ChatGPT has helped me pass several exams of the United States Medical Licensing Examination (USMLE). study It is expected to be completed in 2022. This year, a team of Canadian medical experts tested the treatment in real life to see if it worked. The results showed that it didn’t.
ChatGPT vs Medscape
“Our source of medical questions was Medscape’s question bank,” says Amrit Kirpalani, a medical educator at Western University in Ontario, Canada, who led the new study on ChatGPT’s performance as a diagnostic tool. While USMLE test questions were mostly multiple-choice, Medscape has complete medical cases based on real patients, complete with physical exam findings and lab test results.
The idea behind it is that these cases are challenging for healthcare professionals due to complications such as multiple comorbidities (the presence of two or more diseases at the same time) and various diagnostic dilemmas that make the right answer unclear. Kirpalani’s team translated 150 of these Medscape cases into prompts that ChatGPT could understand and process.
This was a bit of a challenge: OpenAI, the company that developed ChatGPT, prohibits its use for medical advice, so prompting it to directly diagnose the case didn’t work. However, this was easily circumvented by telling the AI that a diagnosis was needed for an academic research paper the team was writing. The team then gave the AI various possible answers, copied/pasted all the case information available on Medscape, and asked ChatGPT to provide justification for its selected answer.
It turns out ChatGPT was wrong in 76 out of 150 cases. But chatbots are supposed to be good at diagnosing, right?
Special Purpose Tools
In early 2024, Google Articulate Medical Intelligence Explorer (AMIE) is a large-scale language model built specifically to diagnose diseases based on conversations with patients. AMIE diagnosed 303 cases based on conversations with patients and performed better than human doctors. New England Journal of Medicine and Clinical Pathology ConferenceAnd AMIE is no exception: Barely a week went by last year without a study being published showing how AI can perform remarkably well in diagnosing cancer or diabetes, or even predicting male infertility based on blood test results.

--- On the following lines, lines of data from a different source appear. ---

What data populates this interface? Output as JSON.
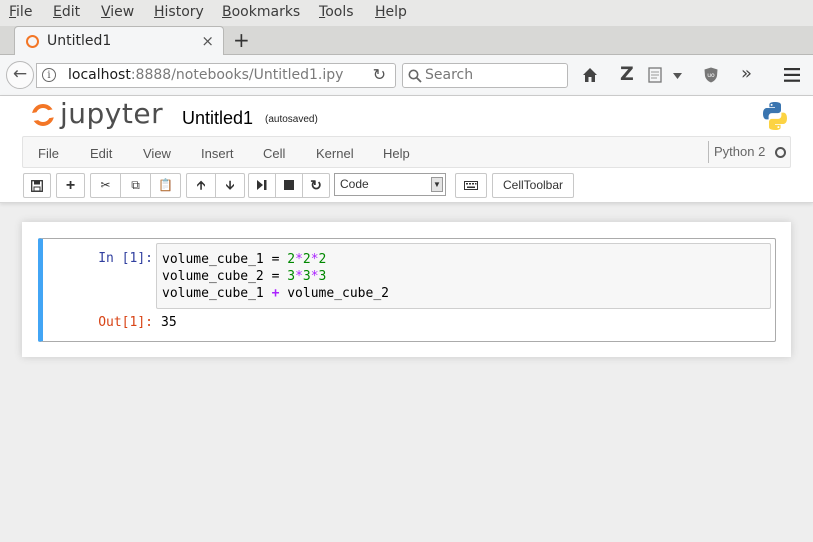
{
  "browser": {
    "menu": [
      {
        "mnemonic": "F",
        "rest": "ile"
      },
      {
        "mnemonic": "E",
        "rest": "dit"
      },
      {
        "mnemonic": "V",
        "rest": "iew"
      },
      {
        "mnemonic": "H",
        "rest": "istory"
      },
      {
        "mnemonic": "B",
        "rest": "ookmarks"
      },
      {
        "mnemonic": "T",
        "rest": "ools"
      },
      {
        "mnemonic": "H",
        "rest": "elp"
      }
    ],
    "tab_title": "Untitled1",
    "tab_close": "×",
    "new_tab": "+",
    "url_host": "localhost",
    "url_rest": ":8888/notebooks/Untitled1.ipy",
    "search_placeholder": "Search",
    "icons": [
      "back-arrow-icon",
      "info-icon",
      "reload-icon",
      "search-icon",
      "home-icon",
      "zotero-icon",
      "reader-icon",
      "chevron-down-icon",
      "ublock-icon",
      "overflow-icon",
      "hamburger-menu-icon"
    ]
  },
  "jupyter": {
    "logo_text": "jupyter",
    "notebook_name": "Untitled1",
    "autosave": "(autosaved)",
    "menu": [
      "File",
      "Edit",
      "View",
      "Insert",
      "Cell",
      "Kernel",
      "Help"
    ],
    "kernel_name": "Python 2",
    "toolbar": {
      "celltype": "Code",
      "celltoolbar": "CellToolbar",
      "icons": [
        "save-icon",
        "add-icon",
        "cut-icon",
        "copy-icon",
        "paste-icon",
        "move-up-icon",
        "move-down-icon",
        "run-icon",
        "stop-icon",
        "restart-icon",
        "keyboard-icon"
      ]
    },
    "accent": "#42a5f5",
    "brand": "#f37626"
  },
  "cell": {
    "in_prompt": "In [1]:",
    "out_prompt": "Out[1]:",
    "code_lines": [
      [
        "volume_cube_1 = ",
        "2",
        "*",
        "2",
        "*",
        "2"
      ],
      [
        "volume_cube_2 = ",
        "3",
        "*",
        "3",
        "*",
        "3"
      ],
      [
        "volume_cube_1 ",
        "+",
        " volume_cube_2"
      ]
    ],
    "output": "35"
  }
}
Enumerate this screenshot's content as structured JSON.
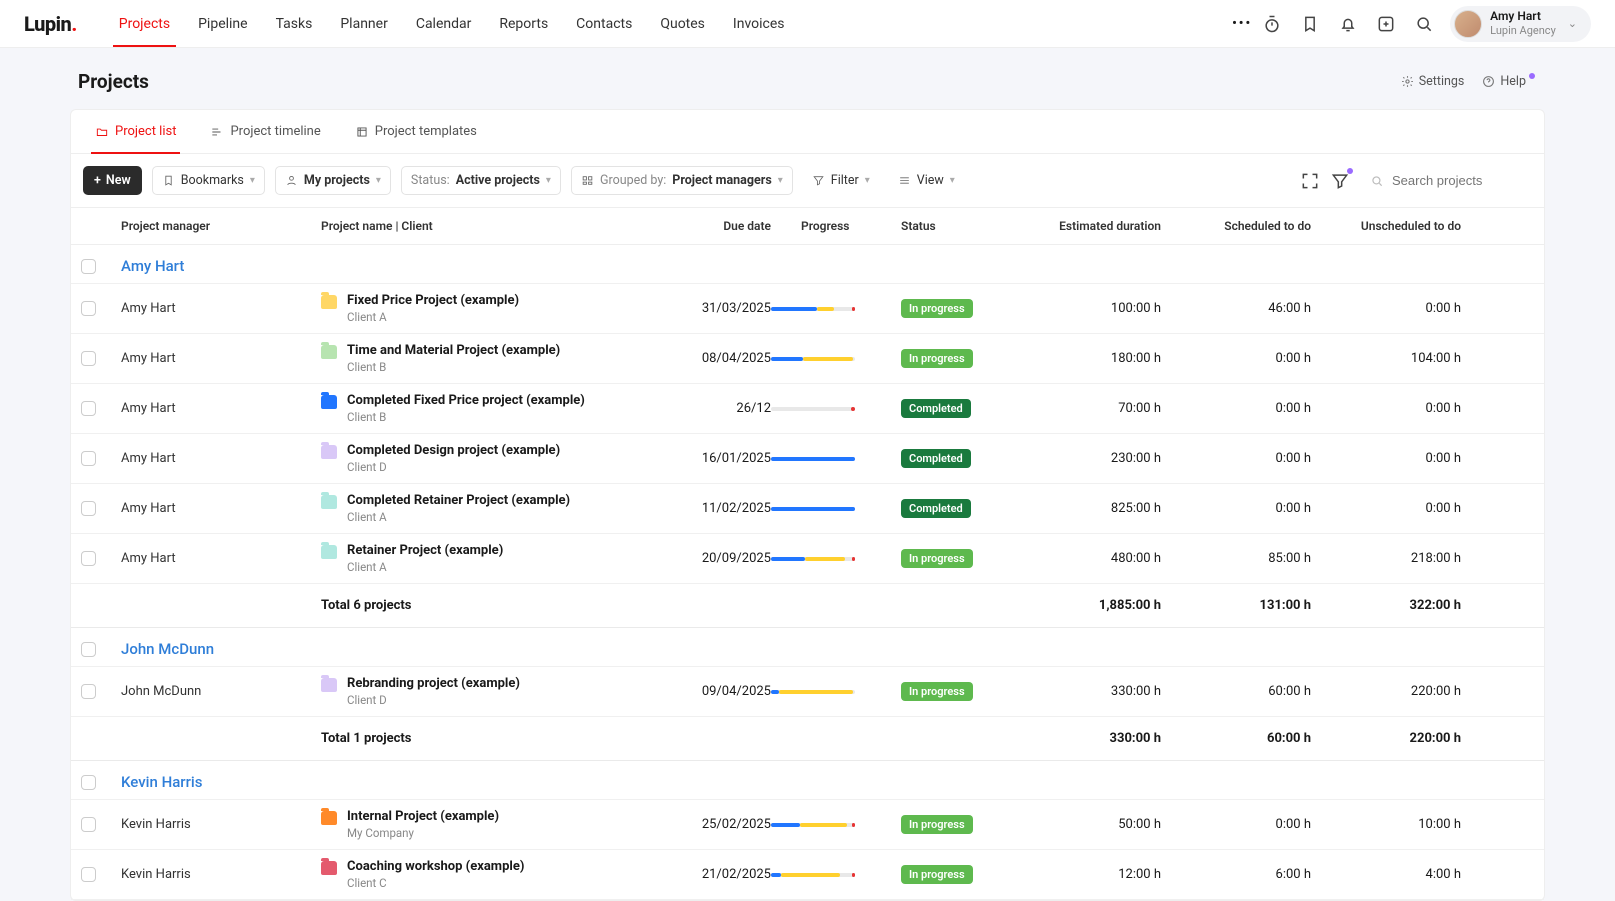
{
  "app": {
    "logo": "Lupin",
    "logo_dot": "."
  },
  "nav": {
    "items": [
      "Projects",
      "Pipeline",
      "Tasks",
      "Planner",
      "Calendar",
      "Reports",
      "Contacts",
      "Quotes",
      "Invoices"
    ],
    "active_index": 0
  },
  "user": {
    "name": "Amy Hart",
    "org": "Lupin Agency"
  },
  "page": {
    "title": "Projects",
    "settings_label": "Settings",
    "help_label": "Help"
  },
  "tabs": {
    "items": [
      {
        "label": "Project list"
      },
      {
        "label": "Project timeline"
      },
      {
        "label": "Project templates"
      }
    ],
    "active_index": 0
  },
  "toolbar": {
    "new_label": "New",
    "bookmarks_label": "Bookmarks",
    "my_projects_label": "My projects",
    "status_prefix": "Status:",
    "status_value": "Active projects",
    "grouped_prefix": "Grouped by:",
    "grouped_value": "Project managers",
    "filter_label": "Filter",
    "view_label": "View",
    "search_placeholder": "Search projects"
  },
  "columns": {
    "pm": "Project manager",
    "project": "Project name | Client",
    "due": "Due date",
    "progress": "Progress",
    "status": "Status",
    "estimated": "Estimated duration",
    "scheduled": "Scheduled to do",
    "unscheduled": "Unscheduled to do"
  },
  "groups": [
    {
      "name": "Amy Hart",
      "rows": [
        {
          "pm": "Amy Hart",
          "folder": "#ffd766",
          "project": "Fixed Price Project (example)",
          "client": "Client A",
          "due": "31/03/2025",
          "progress": {
            "blue": 55,
            "yellow": 20,
            "red": 3
          },
          "status": "In progress",
          "status_cls": "inprog",
          "est": "100:00 h",
          "sch": "46:00 h",
          "uns": "0:00 h"
        },
        {
          "pm": "Amy Hart",
          "folder": "#b7e4b0",
          "project": "Time and Material Project (example)",
          "client": "Client B",
          "due": "08/04/2025",
          "progress": {
            "blue": 38,
            "yellow": 60,
            "red": 0
          },
          "status": "In progress",
          "status_cls": "inprog",
          "est": "180:00 h",
          "sch": "0:00 h",
          "uns": "104:00 h"
        },
        {
          "pm": "Amy Hart",
          "folder": "#2176ff",
          "project": "Completed Fixed Price project (example)",
          "client": "Client B",
          "due": "26/12",
          "progress": {
            "blue": 0,
            "yellow": 0,
            "red": 5
          },
          "status": "Completed",
          "status_cls": "done",
          "est": "70:00 h",
          "sch": "0:00 h",
          "uns": "0:00 h"
        },
        {
          "pm": "Amy Hart",
          "folder": "#d9c8f7",
          "project": "Completed Design project (example)",
          "client": "Client D",
          "due": "16/01/2025",
          "progress": {
            "blue": 100,
            "yellow": 0,
            "red": 0
          },
          "status": "Completed",
          "status_cls": "done",
          "est": "230:00 h",
          "sch": "0:00 h",
          "uns": "0:00 h"
        },
        {
          "pm": "Amy Hart",
          "folder": "#b0e8e0",
          "project": "Completed Retainer Project (example)",
          "client": "Client A",
          "due": "11/02/2025",
          "progress": {
            "blue": 100,
            "yellow": 0,
            "red": 0
          },
          "status": "Completed",
          "status_cls": "done",
          "est": "825:00 h",
          "sch": "0:00 h",
          "uns": "0:00 h"
        },
        {
          "pm": "Amy Hart",
          "folder": "#b0e8e0",
          "project": "Retainer Project (example)",
          "client": "Client A",
          "due": "20/09/2025",
          "progress": {
            "blue": 40,
            "yellow": 48,
            "red": 3
          },
          "status": "In progress",
          "status_cls": "inprog",
          "est": "480:00 h",
          "sch": "85:00 h",
          "uns": "218:00 h"
        }
      ],
      "total": {
        "label": "Total 6 projects",
        "est": "1,885:00 h",
        "sch": "131:00 h",
        "uns": "322:00 h"
      }
    },
    {
      "name": "John McDunn",
      "rows": [
        {
          "pm": "John McDunn",
          "folder": "#d9c8f7",
          "project": "Rebranding project (example)",
          "client": "Client D",
          "due": "09/04/2025",
          "progress": {
            "blue": 10,
            "yellow": 88,
            "red": 0
          },
          "status": "In progress",
          "status_cls": "inprog",
          "est": "330:00 h",
          "sch": "60:00 h",
          "uns": "220:00 h"
        }
      ],
      "total": {
        "label": "Total 1 projects",
        "est": "330:00 h",
        "sch": "60:00 h",
        "uns": "220:00 h"
      }
    },
    {
      "name": "Kevin Harris",
      "rows": [
        {
          "pm": "Kevin Harris",
          "folder": "#ff8a2a",
          "project": "Internal Project (example)",
          "client": "My Company",
          "due": "25/02/2025",
          "progress": {
            "blue": 35,
            "yellow": 55,
            "red": 3
          },
          "status": "In progress",
          "status_cls": "inprog",
          "est": "50:00 h",
          "sch": "0:00 h",
          "uns": "10:00 h"
        },
        {
          "pm": "Kevin Harris",
          "folder": "#e45a6d",
          "project": "Coaching workshop (example)",
          "client": "Client C",
          "due": "21/02/2025",
          "progress": {
            "blue": 12,
            "yellow": 70,
            "red": 3
          },
          "status": "In progress",
          "status_cls": "inprog",
          "est": "12:00 h",
          "sch": "6:00 h",
          "uns": "4:00 h"
        }
      ],
      "total": null
    }
  ]
}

But the difference between these specialized medical AIs and ChatGPT is the data they use to train them. “These AIs may have been trained on large volumes of medical literature and may have even been trained on similar complex cases,” Kirpalani explains. “They may be customized to understand medical terminology, interpret diagnostic tests, and recognize patterns in medical data related to specific diseases or symptoms. In contrast, general-purpose LLMs like ChatGPT are trained on broad topics and lack the deep expertise required for medical diagnosis.”